Handy laptop battery life tips
With the latest laptops, working on the move has never been easier, but laptops are still slaves to the National Grid.
You can do practically anything on a modern laptop, but their advanced features drain battery life to the extent that you can often only get a couple of hours out of your laptop before its battery drains.
While laptop battery life is a chief cause of mobile moans, it’s possible to get significant improvements by good practice and a few software tweaks. To help you get a longer laptop battery life, here are 10 easy ways to improve it.
1. Dim your screen
The screen is one of the most power-hungry parts of the laptop. It takes serious amounts of battery power to keep your display looking clear and bright. Saving this power is simply a question of turning the brightness down. The screen brightness button is usually located as a second function of one of the F keys, and is represented by a little sun symbol with up and down icons. To use it, just hold down the correct function key and then choose up or down.
2. Change power settings
Windows comes with some great power features, which enable you to eke out the best performance when you’re plugged into the mains, and optimise battery life when on the move. Type power options into the Start Search box and choose Power saver from the list. The Windows Mobility Center has more methods for saving battery life. These include settings for powering off the monitor and kicking into sleep mode more quickly.
3. Switch off Wi-Fi
One of the biggest battery sappers is the wireless networking capabilities built into most laptops. Wi-Fi drains the battery by constantly drawing power from the battery and, when not connected, looking for networks. When you’re using your laptop away from the grid, the likelihood is you’re away from wireless networks, so you can turn this device off. Many laptops have a function button that enables you to turn off the wireless adaptor manually to save yourself the unnecessary waste, but older laptops often don’t have this. If this is the case, just go to the Control Panel, access the Network Connections menu and disable your wireless connection manually.
4. Turn off peripherals
Using USB peripherals can put a big drain on your system, because your motherboard has to power them, so unplugging everything saves juice. USB sticks, mice and webcams are common offenders, so copy all your information across and eject your devices as soon as possible, and put up with laptop track pads over your USB mouse. Many laptops have function buttons to turn off the built-in webcam, which drains the battery if given the chance. And switch your speakers to mute if you’ve no need for sound – your laptop beeping every time it gets an email or boots Windows can be a drain.
5. Eject your disc drives
Having a disc spinning in the drive is a huge drain on resources, and many programs constantly do this. Simply eject your discs before you switch to battery power to gain vital extra minutes from your working day.
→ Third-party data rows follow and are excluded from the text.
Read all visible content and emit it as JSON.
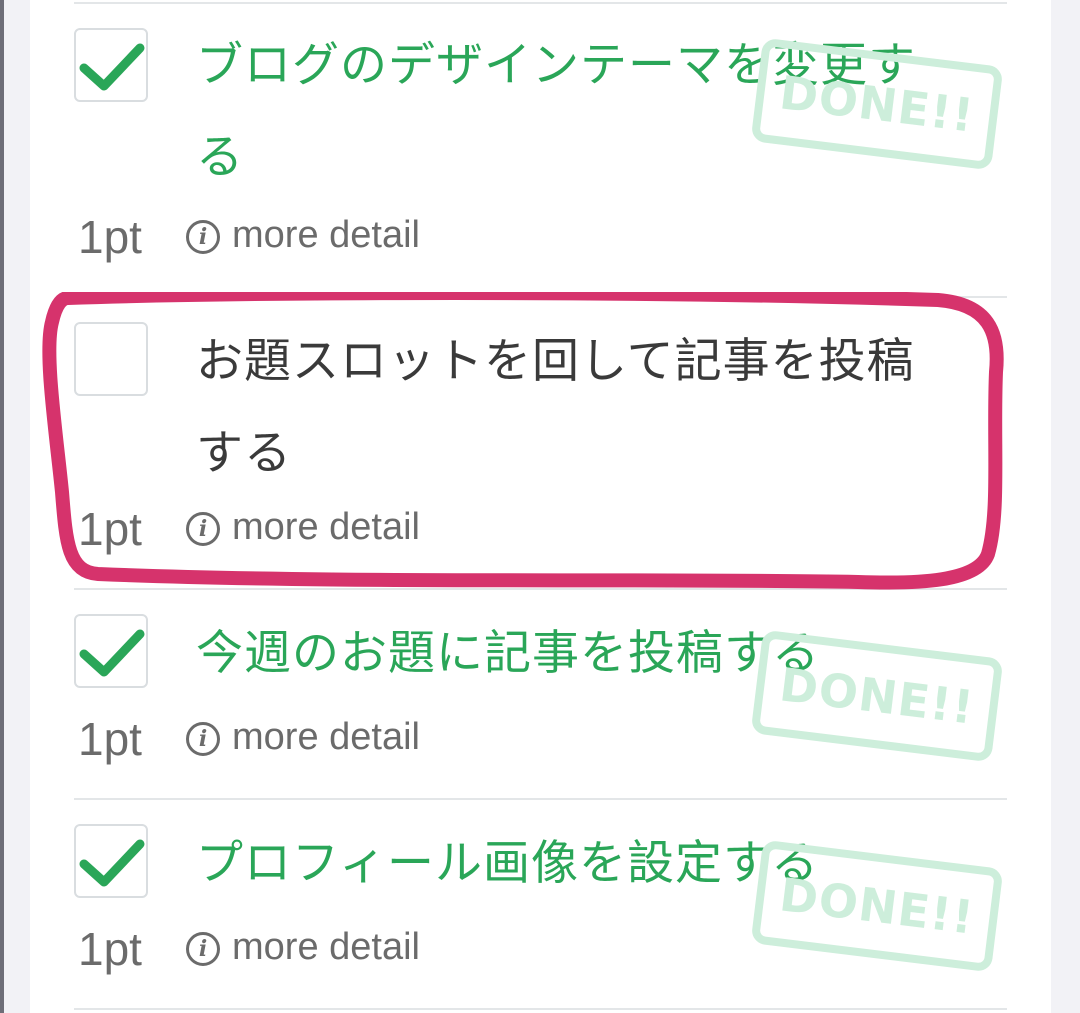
{
  "colors": {
    "done_green": "#2aa658",
    "stamp_green": "#cdeedb",
    "highlight_pink": "#d6336c",
    "text_dark": "#3a3a3a",
    "text_gray": "#6b6b6b"
  },
  "tasks": [
    {
      "title_line1": "ブログのデザインテーマを変更す",
      "title_line2": "る",
      "points": "1pt",
      "detail_label": "more detail",
      "detail_icon": "info-icon",
      "checked": true,
      "stamp": "DONE!!"
    },
    {
      "title_line1": "お題スロットを回して記事を投稿",
      "title_line2": "する",
      "points": "1pt",
      "detail_label": "more detail",
      "detail_icon": "info-icon",
      "checked": false,
      "highlighted": true
    },
    {
      "title_line1": "今週のお題に記事を投稿する",
      "points": "1pt",
      "detail_label": "more detail",
      "detail_icon": "info-icon",
      "checked": true,
      "stamp": "DONE!!"
    },
    {
      "title_line1": "プロフィール画像を設定する",
      "points": "1pt",
      "detail_label": "more detail",
      "detail_icon": "info-icon",
      "checked": true,
      "stamp": "DONE!!"
    }
  ]
}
6. Invest in some hardware
Good practice can go some way to extending your battery life, but if you need to use your laptop throughout your working day, you’re going to need some help. Most laptops come with a six-cell battery, but many manufacturers offer eight- or even 12-cell optional upgrades, which can double your power. The alternative to expensive laptop batteries are products such as the Philips Portable Power Pack, which gives you valuable extra hours for all your devices. The Philips is a compact battery unit that has adaptors for most laptops and mobile phones, which is portable enough to be placed in a bag and has enough capacity to double the length of your charge.
7. Disable features
Windows has some handy built-in features, but many put demands on your system that are unnecessary when working on the move. Take the simple measure of turning off Windows Aero when you’re on the move to make your laptop more efficient.
8. Battery care
Lithium-Ion batteries don’t need a complete discharge (contrary to popular belief) but also you should use a battery once you’ve charged it. If you have a spare you keep topped up, use that instead of your main regularly. If you have an older non-Lithium-Ion battery, you’ll need to regularly discharge it.
9. Get more memory
Give your laptop a break. If you’re using intensive apps that usually require a lot of virtual memory, you’d be better off buying more RAM (though it’s worth noting that more memory will need more power). Virtual memory isn’t too efficient when it comes to battery life; it spins your hard disk more.
10. Don’t install apps from disc on the move
Try to reduce the time you use optical drives to a minimum; they can be pretty power hungry and installing apps from CD or DVD can have an instant effect on your battery life indicator.